To summarize what these values actually mean, a theoretical perfect model would have a perplexity of 1, where it has no doubts about what the next word in a sequence is. A higher perplexity indicates that the model is less certain about what the next word in a sequence is. This is not necessarily a bad thing, as it shows that the model is able to generate a wider variety of text.
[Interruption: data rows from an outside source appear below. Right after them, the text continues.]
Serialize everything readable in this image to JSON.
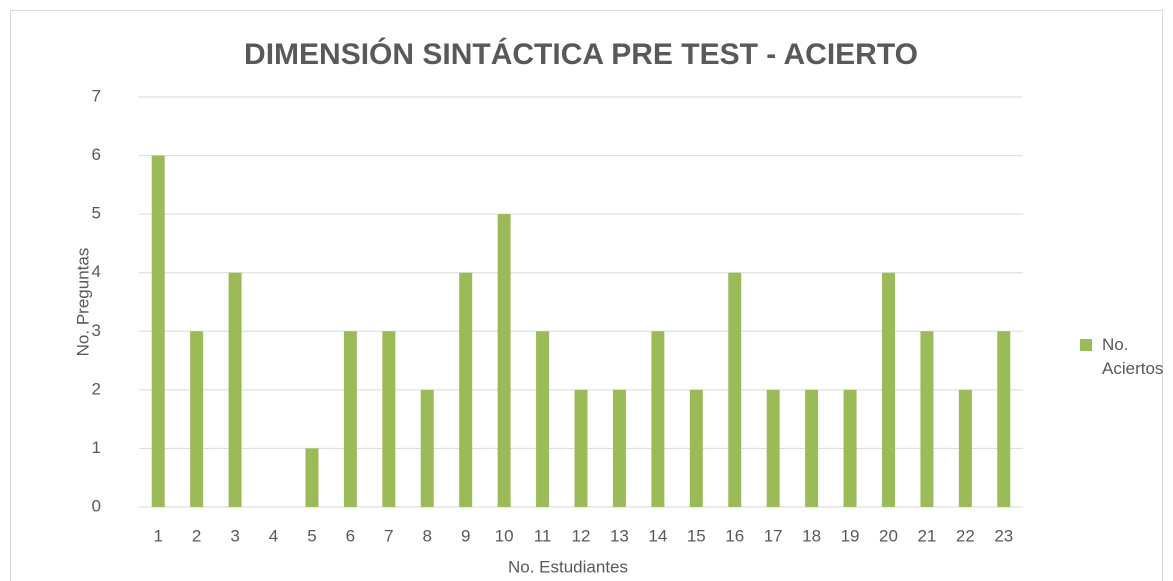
{
  "chart_data": {
    "type": "bar",
    "title": "DIMENSIÓN SINTÁCTICA PRE TEST - ACIERTO",
    "x_label": "No. Estudiantes",
    "y_label": "No. Preguntas",
    "categories": [
      "1",
      "2",
      "3",
      "4",
      "5",
      "6",
      "7",
      "8",
      "9",
      "10",
      "11",
      "12",
      "13",
      "14",
      "15",
      "16",
      "17",
      "18",
      "19",
      "20",
      "21",
      "22",
      "23"
    ],
    "series": [
      {
        "name": "No. Aciertos",
        "color": "#9bbb59",
        "values": [
          6,
          3,
          4,
          0,
          1,
          3,
          3,
          2,
          4,
          5,
          3,
          2,
          2,
          3,
          2,
          4,
          2,
          2,
          2,
          4,
          3,
          2,
          3
        ]
      }
    ],
    "ylim": [
      0,
      7
    ],
    "yticks": [
      0,
      1,
      2,
      3,
      4,
      5,
      6,
      7
    ],
    "grid": true,
    "legend": "right"
  }
}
Please implement the get_perplexity function and run the following test cases to ensure that it is working as expected. You can use the following code to test your get_perplexity function:

my_ngram = NGram(3, is_character_based=False)
my_ngram.set_data(read_lines('/anvil/projects/tdm/data/amazon/music.txt', 50000))
my_ngram.generate_ngram_probabilities()
print(my_ngram.get_perplexity('is a great cd')) # 3.513998171326
print(my_ngram.get_perplexity('is a good cd')) # 5.461575334059693
print(my_ngram.get_perplexity('is a bad cd')) # 11.67642266413374

print(my_ngram.get_perplexity('this music is a wonderful experience and i love it')) # 27.903381350329948

Deliverables

Implemented get_perplexity function
Passes tests for get_perplexity function

Submitting your Work

Once you have completed the questions, save your Jupyter notebook. You can then download the notebook and submit it to Gradescope.

Items to submit

firstname_lastname_project10.ipynb

You must double check your .ipynb after submitting it in gradescope. A very common mistake is to assume that your .ipynb file has been rendered properly and contains your code, markdown, and code output even though it may not. Please take the time to double check your work. See here for instructions on how to double check this.

You will not receive full credit if your .ipynb file does not contain all of the information you expect it to, or if it does not render properly in Gradescope. Please ask a TA if you need help with this.